Tuesday, September 7, 2010

Unions Have No Shame

Nothing would inspire the werewolf to indefinitely forsake professional car-washes more quickly than to learn that they have been unionized. If the macro-circumstances weren't so pathetic, this NY Times article on the steel workers' union attempt to strong arm the dudes that wipe down your car into a union would be somewhat funny. However, it isn't funny and it is freakin' disgraceful. First of all, the fact that the steel workers are out there footing the bill to try and agitate the mostly illegal Mexicans workers who are the backbone of LA's car-washer workforce show how desperate and fakakta the unions have become. This is nothing more than a racketeering attempt to squeeze struggling small business owners.

The national unemployment rate is cresting 10%, consumers are afraid to spend, employers are terrified to invest capital in hiring, and the American public has the overall confidence of an awkward pubescent dweeb at his 8th grade sock hop. How out of touch can the unions really be? These guys have out-lived their structural usefulness in an era of heightened consumer awareness and expectations, and via their greed have clearly demonstrated that they are impediments to American recovery.
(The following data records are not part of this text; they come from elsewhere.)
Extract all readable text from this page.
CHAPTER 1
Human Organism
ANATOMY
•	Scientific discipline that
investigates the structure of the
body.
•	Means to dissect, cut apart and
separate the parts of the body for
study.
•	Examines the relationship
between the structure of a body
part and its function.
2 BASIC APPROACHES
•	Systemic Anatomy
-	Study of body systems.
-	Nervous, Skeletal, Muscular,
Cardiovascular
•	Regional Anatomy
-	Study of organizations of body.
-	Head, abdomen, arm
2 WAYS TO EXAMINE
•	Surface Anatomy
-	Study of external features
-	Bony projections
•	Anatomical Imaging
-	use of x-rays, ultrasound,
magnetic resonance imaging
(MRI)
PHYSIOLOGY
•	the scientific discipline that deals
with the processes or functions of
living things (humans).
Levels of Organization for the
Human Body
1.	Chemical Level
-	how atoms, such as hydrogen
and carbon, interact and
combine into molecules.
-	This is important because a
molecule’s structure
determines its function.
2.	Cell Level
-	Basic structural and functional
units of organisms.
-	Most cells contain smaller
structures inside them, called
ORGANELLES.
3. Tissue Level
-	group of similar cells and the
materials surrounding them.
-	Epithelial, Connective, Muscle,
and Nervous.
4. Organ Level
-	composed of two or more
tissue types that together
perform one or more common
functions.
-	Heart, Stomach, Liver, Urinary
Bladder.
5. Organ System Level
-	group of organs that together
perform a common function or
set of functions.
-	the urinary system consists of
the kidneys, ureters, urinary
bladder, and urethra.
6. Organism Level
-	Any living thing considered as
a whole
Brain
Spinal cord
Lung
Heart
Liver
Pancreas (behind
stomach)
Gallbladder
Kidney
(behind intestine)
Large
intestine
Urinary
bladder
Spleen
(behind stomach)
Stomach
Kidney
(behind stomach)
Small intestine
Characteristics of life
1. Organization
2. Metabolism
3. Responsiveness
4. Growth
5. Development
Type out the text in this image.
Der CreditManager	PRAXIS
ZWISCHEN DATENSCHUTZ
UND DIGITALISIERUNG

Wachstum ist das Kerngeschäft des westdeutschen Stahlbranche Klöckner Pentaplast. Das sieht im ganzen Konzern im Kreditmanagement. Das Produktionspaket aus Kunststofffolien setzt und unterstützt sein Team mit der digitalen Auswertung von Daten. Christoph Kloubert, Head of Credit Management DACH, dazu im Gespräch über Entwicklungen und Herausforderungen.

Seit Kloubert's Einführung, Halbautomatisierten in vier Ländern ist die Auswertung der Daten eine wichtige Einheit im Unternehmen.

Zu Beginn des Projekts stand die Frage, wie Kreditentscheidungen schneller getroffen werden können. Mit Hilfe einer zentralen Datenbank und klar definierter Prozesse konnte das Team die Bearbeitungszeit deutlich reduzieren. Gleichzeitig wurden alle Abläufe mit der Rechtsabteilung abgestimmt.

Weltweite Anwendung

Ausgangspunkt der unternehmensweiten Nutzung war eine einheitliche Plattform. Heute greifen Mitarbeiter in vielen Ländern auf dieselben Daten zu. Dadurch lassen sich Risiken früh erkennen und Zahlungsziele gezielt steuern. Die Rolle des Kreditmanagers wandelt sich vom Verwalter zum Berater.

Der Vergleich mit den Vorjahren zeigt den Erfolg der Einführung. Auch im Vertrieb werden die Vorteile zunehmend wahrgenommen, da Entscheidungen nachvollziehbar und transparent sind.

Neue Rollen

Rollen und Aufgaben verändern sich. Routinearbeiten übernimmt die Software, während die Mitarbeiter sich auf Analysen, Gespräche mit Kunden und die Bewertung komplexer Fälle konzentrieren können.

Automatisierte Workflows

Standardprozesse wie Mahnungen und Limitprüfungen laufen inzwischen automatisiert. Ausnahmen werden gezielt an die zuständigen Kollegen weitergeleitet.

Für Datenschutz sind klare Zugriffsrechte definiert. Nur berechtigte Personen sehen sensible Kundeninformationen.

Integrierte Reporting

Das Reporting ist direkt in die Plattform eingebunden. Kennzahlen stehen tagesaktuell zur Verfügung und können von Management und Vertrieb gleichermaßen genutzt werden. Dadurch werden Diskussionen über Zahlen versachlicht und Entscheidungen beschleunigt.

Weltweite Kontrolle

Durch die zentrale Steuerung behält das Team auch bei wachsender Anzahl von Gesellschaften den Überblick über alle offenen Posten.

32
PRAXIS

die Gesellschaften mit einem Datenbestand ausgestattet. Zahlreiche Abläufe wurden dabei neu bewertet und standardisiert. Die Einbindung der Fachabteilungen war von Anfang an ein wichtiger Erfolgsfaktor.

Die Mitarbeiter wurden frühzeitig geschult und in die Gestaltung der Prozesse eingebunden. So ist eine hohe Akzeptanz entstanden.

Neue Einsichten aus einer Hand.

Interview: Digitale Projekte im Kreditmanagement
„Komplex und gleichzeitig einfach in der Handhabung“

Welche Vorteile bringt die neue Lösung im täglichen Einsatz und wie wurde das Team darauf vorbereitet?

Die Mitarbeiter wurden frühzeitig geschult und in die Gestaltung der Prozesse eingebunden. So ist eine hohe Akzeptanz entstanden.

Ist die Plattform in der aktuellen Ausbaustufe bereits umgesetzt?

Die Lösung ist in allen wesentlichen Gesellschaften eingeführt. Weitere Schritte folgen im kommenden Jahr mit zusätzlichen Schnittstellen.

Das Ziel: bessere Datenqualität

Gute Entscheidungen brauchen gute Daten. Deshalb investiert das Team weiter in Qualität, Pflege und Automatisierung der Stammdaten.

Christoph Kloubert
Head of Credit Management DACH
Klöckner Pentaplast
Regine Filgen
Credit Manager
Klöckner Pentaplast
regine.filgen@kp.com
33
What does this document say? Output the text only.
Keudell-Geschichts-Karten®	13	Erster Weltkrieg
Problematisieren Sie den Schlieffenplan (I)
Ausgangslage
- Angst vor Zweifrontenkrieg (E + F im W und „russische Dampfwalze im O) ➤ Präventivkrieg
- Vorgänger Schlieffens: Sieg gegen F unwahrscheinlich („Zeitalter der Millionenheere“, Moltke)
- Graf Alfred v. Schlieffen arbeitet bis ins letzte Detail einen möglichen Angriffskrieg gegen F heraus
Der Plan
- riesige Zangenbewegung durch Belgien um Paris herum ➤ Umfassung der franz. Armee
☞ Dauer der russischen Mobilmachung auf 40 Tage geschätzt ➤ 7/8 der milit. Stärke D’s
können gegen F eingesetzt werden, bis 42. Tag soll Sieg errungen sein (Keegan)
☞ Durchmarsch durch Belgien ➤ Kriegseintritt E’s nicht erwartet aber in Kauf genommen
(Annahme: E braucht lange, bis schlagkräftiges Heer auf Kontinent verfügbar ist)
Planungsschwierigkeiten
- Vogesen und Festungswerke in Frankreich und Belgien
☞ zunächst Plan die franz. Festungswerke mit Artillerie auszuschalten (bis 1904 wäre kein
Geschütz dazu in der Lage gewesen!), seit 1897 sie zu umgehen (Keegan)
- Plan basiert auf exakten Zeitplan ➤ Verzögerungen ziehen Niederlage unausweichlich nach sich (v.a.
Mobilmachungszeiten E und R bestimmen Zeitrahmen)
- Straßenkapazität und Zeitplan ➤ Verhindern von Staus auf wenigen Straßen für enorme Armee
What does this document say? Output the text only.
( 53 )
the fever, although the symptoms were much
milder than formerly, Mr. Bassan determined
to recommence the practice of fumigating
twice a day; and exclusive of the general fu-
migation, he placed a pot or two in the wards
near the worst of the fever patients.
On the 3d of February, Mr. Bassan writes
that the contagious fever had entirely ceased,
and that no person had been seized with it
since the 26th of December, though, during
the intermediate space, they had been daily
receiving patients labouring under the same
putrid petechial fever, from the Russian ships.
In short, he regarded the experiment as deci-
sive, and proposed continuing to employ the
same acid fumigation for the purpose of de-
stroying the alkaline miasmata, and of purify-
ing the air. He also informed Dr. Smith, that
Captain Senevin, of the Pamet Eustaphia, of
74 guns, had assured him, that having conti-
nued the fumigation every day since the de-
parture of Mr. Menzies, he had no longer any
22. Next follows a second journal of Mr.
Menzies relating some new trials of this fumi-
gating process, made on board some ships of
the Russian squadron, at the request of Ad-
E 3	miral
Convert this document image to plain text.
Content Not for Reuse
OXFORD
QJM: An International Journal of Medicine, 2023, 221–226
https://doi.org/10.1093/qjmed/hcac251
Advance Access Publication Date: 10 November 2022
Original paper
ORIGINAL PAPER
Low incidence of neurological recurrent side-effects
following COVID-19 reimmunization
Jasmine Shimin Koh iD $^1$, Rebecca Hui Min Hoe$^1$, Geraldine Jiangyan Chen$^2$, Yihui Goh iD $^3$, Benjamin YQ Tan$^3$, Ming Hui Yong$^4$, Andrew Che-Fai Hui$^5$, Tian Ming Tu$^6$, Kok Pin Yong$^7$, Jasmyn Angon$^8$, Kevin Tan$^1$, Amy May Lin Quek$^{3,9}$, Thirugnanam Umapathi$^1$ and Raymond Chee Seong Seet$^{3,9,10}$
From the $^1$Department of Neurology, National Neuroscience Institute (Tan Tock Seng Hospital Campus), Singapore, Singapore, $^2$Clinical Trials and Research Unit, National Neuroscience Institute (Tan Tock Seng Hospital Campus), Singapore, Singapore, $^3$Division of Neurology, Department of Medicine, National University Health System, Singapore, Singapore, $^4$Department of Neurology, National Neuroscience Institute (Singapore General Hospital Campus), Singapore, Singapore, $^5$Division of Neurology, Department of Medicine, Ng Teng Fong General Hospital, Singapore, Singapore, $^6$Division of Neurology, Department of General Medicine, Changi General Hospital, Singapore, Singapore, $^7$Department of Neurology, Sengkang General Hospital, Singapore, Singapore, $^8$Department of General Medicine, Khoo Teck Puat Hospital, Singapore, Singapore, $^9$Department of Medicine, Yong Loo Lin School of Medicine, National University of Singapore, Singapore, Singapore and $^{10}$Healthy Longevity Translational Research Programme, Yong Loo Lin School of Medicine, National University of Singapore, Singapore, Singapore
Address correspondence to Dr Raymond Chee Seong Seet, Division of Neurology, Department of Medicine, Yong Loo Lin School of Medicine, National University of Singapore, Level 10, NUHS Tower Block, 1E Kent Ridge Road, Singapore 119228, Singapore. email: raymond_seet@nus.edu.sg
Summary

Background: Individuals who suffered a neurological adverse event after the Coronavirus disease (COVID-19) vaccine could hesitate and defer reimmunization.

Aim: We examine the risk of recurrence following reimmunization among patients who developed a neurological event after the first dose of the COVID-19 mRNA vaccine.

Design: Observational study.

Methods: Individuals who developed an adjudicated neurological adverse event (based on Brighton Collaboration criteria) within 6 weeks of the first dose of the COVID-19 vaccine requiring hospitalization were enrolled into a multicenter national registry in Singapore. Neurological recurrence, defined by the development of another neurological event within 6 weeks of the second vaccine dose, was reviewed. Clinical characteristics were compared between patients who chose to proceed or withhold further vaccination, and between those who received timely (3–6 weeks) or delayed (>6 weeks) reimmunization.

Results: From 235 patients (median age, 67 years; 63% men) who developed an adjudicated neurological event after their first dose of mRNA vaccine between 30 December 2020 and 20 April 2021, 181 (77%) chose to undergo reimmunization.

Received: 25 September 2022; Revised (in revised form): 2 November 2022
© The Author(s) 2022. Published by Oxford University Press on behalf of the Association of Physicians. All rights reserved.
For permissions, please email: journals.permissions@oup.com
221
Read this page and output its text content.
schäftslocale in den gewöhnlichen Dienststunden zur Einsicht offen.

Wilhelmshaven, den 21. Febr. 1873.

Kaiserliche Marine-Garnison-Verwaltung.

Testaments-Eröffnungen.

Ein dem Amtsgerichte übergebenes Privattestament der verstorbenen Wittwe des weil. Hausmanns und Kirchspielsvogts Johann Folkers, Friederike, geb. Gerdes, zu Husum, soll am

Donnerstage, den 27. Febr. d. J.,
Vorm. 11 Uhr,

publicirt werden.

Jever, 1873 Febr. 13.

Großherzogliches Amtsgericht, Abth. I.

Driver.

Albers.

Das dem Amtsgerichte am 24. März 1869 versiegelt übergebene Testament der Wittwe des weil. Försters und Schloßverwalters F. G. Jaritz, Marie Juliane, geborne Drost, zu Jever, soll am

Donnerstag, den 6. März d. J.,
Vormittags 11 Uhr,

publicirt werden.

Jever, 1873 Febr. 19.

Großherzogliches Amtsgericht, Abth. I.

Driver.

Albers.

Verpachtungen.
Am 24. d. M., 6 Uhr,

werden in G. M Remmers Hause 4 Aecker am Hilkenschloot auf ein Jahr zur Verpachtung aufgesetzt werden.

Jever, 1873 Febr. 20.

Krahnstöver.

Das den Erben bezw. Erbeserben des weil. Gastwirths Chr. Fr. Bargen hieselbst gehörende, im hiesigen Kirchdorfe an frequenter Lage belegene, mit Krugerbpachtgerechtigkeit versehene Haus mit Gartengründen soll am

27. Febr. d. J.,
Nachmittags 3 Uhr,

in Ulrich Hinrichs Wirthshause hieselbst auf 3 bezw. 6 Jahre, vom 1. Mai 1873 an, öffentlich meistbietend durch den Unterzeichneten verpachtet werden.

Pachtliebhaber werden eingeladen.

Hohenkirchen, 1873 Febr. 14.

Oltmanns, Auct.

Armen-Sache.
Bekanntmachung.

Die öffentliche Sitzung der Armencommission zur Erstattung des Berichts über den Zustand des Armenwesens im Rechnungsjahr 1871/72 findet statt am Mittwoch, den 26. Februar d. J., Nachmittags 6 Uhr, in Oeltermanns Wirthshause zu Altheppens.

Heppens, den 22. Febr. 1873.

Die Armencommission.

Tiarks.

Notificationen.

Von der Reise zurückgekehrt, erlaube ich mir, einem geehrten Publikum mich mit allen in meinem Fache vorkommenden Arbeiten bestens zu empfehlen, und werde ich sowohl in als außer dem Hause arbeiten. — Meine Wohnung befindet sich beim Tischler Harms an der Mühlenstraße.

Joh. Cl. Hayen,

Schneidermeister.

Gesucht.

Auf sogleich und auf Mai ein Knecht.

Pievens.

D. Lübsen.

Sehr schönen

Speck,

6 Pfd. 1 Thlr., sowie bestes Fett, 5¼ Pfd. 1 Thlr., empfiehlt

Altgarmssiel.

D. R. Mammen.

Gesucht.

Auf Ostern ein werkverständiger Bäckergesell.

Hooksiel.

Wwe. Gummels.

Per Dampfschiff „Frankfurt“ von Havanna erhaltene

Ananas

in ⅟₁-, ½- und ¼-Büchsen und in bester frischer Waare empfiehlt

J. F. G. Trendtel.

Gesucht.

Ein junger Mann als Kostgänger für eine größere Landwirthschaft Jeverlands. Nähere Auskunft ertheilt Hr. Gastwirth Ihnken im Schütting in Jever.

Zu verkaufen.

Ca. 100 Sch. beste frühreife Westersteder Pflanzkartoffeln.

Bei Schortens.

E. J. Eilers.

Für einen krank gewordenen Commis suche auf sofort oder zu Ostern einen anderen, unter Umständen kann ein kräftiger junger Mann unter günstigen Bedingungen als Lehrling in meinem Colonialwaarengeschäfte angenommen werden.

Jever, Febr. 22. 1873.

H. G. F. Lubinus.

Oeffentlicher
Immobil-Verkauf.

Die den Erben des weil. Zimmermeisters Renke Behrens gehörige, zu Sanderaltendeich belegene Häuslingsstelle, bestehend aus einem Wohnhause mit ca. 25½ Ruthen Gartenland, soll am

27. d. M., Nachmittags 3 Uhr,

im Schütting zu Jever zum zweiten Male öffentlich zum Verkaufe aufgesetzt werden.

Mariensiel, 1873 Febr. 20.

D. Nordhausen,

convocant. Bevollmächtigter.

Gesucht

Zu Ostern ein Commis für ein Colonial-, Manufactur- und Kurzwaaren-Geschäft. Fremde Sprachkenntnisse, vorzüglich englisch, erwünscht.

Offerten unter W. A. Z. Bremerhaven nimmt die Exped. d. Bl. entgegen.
One car-wash operator states the obvious ramifications in the article.

"Mr. Crestall said the unionization push would hurt everyone. “Having a union will mean higher wages, and that will lead to higher prices,” he said. “That will mean fewer consumers coming to carwashes, and fewer jobs for these workers.”
This lame micro-push is just a regional symptom of larger flaws in our governance structure and understanding of how leverage markets to betterment of all participants. Who knows if this push will succeed or not, but believe me you, this wolf's wheels will never be touched by a union member. (This acknowledges that his wheels were born of union hands, but that was beyond my control.)

The irony will be when the proponents of real corporate social responsibility (CSR) understand how adversely unions impact cost and operating structures, and ditch de-couple themselves from out-dated left-wing ideology for the potential third-way benefits that the concept of CSR can offer.


  1. I think unions are necessary to protect Americans workers from predatory Judeo-capitalist bosses, within reason. However, American unions must exist to protect the American working man. Not illegal immigrant, not immigrant, not African, not Asian, not Mexican--no, American unions must defend the authentic AMERICAN working man.

  2. My problem with unions is not based along identity politics. They may have served a purpose in days of yore, however, in an age where consumers are fully informed and shareholders have enlightened expectations, they have been made completely redundant. Since they monopolize labor, they drive up the costs of labor, in turn raising prices across the board at the expense of all other stakeholders, including consumers and ownership. Look at what the unions have done to the automotive, airline, and domestic manufacturing industries. What an inspiring success story. They are cancers on healthy American commerce. The American worker can do just fine on his own sans the corrupting influence of these malignant tumors.

  3. Over the last 30 years the domestic automotive, airline, and manufacturing industries have been crushed, and along with them the American unions. How has that been good for American workers? For the American middle class? Smashing the American unions is good for the Judeo-capitalist bosses who import masses of third world workers who work for slave wages, thus undercutting authentic American werkers. Crushing American unions benefits the Judeo-capitalist barons who favour third world workers over American workers, not only in the third world but also in the US (via imported workers legal and illegal). It's un-patriotic and treasonous.

  4. I think the decline of aforementioned industries along with the evaporation of the so-called "American worker" can directly be linked to the unions. However, weak-kneed short-sighted corporate management that acquiesced to the ridiculous union demands ought shoulder some of the blame. The platinum benefit packages, absurd pay banks that compensate idled workers, and inflated wages clearly eroded the former competitive advantages once held by the American laborer. The unions reaped what the sowed and have bankrupted several American industries and destroyed most of the American workers ability to compete. The hope for the American workers is in right-to-work states like Texas, Mississippi, Tennessee, North Carolina, and South Carolina to name a few. Cheap labor that is motivated and results driven is more sustainable that grossly over-compensated expensive labor that is constrained and restricted by onerous collective bargaining agreements that would put most monopolistic practices to shame. Crushing unions benefits workers, consumers, communities, and all other stakeholders expect archaic union bosses and lazy labor activists.

    I guess we will have to agree to disagree on this one, good sir.